When she doubts. Jon told me to tell her something. When she doubts. And Farley certainly doubts now.
“Jon did tell me something,” I say, trying to push off Kilorn. “Something for you to hear.”
She lunges, reaching, and Cal pushes her back down again. He gets an elbow to the face for the trouble, but doesn’t relinquish his firm hold on her shoulders. She isn’t going anywhere, yet she continues to struggle.
Farley, you never know when to quit. I used to admire you for it. Now I only pity you.
“He told me the answer to your question.”
It stops her short, her breath coming in tiny, frightened puffs. She stares, wide-eyed. I can almost hear her heart beating.
“He said yes.”
I don’t know what that means, but it levels her. She slumps, falling on her hands, and bows her head behind a short curtain of blond hair. I see the tears anyway. She isn’t going to fight anymore.
Cal knows it too, and backs away from her shaking form. He almost trips on Elara’s deformed arm, and shies away from it, flinching. “Give her space,” he murmurs, and seizes me by the arm in a bruising grip. He all but drags me away, despite my protests.
I don’t want to leave her. Not Farley, but Elara. Despite her wounds, her burns, and her glassy eyes, I don’t trust her corpse to stay dead. A foolish worry, but I feel it all the same.
“By my colors, what’s the matter with you?” he snarls, slamming the cockpit door behind us, shutting out Farley’s low sobs and Kilorn’s scowl. “You know what Shade was to her—”
“You know what he was to me,” I reply. Being civil isn’t at the top of my list, but I try. My voice quivers anyway. My closest brother. I lost him before, and now again. This time he isn’t coming back. There’s no coming back. “You don’t see me screaming at people.”
You’re right. You just kill them.”
Breath hisses between my teeth. Is that what this is about? I almost laugh at him. “At least one of us can.”

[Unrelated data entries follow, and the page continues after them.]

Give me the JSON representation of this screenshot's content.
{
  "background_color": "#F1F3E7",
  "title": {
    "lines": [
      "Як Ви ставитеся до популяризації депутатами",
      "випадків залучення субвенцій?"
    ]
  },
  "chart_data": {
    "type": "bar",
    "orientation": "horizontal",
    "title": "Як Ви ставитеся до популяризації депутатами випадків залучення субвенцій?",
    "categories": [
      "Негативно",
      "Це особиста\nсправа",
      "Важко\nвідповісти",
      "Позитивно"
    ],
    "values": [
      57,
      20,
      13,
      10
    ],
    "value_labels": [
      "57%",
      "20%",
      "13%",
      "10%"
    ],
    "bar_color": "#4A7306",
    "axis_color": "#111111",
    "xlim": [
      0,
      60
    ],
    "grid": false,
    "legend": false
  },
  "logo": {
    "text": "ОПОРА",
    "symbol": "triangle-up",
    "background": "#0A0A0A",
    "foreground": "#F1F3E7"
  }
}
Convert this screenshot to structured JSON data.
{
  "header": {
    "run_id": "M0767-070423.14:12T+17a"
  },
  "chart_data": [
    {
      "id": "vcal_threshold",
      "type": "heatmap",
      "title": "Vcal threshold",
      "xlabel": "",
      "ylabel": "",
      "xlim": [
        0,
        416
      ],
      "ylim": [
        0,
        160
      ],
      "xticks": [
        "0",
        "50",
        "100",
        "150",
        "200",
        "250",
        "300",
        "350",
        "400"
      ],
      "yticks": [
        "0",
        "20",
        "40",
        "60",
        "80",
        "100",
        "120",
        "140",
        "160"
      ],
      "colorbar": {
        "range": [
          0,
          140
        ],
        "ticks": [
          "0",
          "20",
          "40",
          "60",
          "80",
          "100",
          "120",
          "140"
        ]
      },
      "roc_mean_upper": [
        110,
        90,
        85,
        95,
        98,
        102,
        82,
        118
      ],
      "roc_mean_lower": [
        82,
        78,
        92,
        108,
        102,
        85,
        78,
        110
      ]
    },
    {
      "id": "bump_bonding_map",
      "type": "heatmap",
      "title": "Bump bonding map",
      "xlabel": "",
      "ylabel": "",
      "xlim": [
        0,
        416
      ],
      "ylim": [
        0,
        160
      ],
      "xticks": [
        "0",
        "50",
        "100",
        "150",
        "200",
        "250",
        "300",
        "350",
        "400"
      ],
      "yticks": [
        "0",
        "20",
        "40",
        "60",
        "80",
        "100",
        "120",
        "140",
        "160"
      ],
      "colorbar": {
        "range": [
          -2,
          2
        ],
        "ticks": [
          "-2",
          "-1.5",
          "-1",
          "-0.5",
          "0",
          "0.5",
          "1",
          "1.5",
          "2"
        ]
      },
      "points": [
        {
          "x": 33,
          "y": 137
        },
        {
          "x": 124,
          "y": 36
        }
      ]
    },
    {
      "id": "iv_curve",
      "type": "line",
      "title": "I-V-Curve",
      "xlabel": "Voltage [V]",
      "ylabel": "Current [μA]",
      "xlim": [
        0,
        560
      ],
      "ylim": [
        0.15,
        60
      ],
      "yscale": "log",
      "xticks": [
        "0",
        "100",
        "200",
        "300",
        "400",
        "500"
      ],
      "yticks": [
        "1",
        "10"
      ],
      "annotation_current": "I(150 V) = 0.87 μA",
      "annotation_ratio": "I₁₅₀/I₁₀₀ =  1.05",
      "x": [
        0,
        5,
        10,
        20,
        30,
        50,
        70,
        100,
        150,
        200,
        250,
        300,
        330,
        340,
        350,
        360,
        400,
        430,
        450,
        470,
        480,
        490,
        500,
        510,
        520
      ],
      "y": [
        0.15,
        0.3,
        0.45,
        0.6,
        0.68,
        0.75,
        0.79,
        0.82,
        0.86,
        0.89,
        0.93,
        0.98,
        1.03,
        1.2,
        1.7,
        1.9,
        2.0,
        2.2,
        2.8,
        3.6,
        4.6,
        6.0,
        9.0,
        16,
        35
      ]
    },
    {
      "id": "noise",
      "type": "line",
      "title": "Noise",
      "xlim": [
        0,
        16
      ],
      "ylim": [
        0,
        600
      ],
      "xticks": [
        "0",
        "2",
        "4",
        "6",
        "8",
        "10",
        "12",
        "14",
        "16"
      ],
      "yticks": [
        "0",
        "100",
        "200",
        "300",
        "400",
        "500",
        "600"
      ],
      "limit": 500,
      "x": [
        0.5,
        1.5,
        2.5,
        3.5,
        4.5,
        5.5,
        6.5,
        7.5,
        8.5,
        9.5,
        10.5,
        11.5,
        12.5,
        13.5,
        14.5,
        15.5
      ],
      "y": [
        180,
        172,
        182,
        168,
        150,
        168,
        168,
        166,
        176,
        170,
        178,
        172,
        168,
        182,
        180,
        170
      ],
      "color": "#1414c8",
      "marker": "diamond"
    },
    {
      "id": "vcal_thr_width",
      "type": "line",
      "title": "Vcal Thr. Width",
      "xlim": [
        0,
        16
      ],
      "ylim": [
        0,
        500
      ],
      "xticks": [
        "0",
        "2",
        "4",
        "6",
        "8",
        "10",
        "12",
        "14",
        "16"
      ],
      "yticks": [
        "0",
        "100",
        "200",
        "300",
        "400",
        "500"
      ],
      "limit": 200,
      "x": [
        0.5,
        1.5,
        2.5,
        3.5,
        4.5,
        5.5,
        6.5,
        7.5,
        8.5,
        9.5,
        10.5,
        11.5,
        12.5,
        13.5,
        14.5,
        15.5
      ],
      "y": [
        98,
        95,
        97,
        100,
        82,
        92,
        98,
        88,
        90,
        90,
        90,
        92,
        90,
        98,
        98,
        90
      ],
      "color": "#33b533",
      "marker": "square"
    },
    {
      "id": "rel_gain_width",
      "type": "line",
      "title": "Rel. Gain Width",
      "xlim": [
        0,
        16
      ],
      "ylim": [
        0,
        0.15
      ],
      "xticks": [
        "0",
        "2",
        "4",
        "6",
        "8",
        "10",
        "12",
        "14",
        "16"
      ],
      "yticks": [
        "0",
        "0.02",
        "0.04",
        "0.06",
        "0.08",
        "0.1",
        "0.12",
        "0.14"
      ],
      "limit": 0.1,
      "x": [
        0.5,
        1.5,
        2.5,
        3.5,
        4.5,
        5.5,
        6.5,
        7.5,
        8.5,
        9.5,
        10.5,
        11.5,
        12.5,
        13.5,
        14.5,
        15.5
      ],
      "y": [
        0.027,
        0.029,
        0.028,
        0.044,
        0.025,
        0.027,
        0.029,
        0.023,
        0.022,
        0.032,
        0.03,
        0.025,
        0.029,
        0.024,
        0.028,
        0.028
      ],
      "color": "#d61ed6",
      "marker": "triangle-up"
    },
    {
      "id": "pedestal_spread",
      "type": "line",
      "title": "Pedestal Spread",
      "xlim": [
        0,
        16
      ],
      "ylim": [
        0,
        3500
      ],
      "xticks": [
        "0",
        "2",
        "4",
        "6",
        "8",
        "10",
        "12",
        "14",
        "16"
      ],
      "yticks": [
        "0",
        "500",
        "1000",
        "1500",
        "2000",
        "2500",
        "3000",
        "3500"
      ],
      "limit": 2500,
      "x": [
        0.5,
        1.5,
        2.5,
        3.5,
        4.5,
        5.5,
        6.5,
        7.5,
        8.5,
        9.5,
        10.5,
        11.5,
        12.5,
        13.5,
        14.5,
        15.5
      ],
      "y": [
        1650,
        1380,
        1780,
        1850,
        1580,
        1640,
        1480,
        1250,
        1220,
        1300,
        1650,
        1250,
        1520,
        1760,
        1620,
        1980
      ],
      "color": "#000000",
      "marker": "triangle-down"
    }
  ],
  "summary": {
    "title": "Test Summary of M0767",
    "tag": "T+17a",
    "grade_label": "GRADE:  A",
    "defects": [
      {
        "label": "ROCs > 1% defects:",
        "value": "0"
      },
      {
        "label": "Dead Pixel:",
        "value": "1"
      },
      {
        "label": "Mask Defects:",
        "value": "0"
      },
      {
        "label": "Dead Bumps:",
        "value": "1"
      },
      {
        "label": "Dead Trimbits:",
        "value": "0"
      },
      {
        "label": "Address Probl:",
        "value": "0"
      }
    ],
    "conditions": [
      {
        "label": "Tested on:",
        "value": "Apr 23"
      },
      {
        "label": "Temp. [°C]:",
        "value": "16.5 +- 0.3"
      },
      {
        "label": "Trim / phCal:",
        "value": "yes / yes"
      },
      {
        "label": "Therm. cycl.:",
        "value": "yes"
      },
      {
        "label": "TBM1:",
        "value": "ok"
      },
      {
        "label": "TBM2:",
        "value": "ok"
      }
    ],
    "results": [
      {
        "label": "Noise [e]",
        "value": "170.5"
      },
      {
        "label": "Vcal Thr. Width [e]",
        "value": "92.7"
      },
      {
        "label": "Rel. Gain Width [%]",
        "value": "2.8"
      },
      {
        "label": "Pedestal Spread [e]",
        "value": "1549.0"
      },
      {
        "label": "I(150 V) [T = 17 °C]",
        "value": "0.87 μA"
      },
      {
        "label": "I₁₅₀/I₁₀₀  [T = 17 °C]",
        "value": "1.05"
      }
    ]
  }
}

I expect a screaming match at the very least. What I get is worse. Cal takes a step back, bumping against the instrument panel, trying to put as much distance as he can between us. Usually I’m the one to pull away, but not anymore. Something breaks behind his eyes, betraying the wounds he hides beneath his flaming skin. “What happened to you, Mare?” he whispers.
What hasn’t happened to me? A single day without worry, that’s what. All to prepare me for this, for the fate I bought myself with the mutations of my blood—and the many mistakes I’ve chosen to make, Cal included. “My brother just died, Cal.”
But he shakes his head, never looking away from me. His gaze burns. “You killed those men in the command center, you and Cameron, while they begged. Shade wasn’t dead then. Don’t blame this on him.”
“They were Silver—”
“I am Silver.”
“I am Red. Don’t act like you haven’t killed hundreds of us.”
“Not for me, not the way you kill. I was a soldier following orders, obeying my king. And they were just as innocent as I was when my father was alive.”
Tears prick my eyes, begging to be spilled. Faces swim before me, murdered soldiers and officers, too many to count. “Why are you saying this to me?” I whisper. “I did what I had to, to stay alive, to save people—to save you, you stupid, stubborn prince of nothing. You of all people should know the burden I carry. How dare you try to make me feel guiltier than I already do?”
“She wanted to turn you into a monster.” He nods toward the door, and the twisted body behind it. “I’m just trying to make sure that doesn’t happen.”
“Elara is dead.” The words taste sweet as wine. She’s gone, she can’t hurt me. “She can’t control anyone anymore.”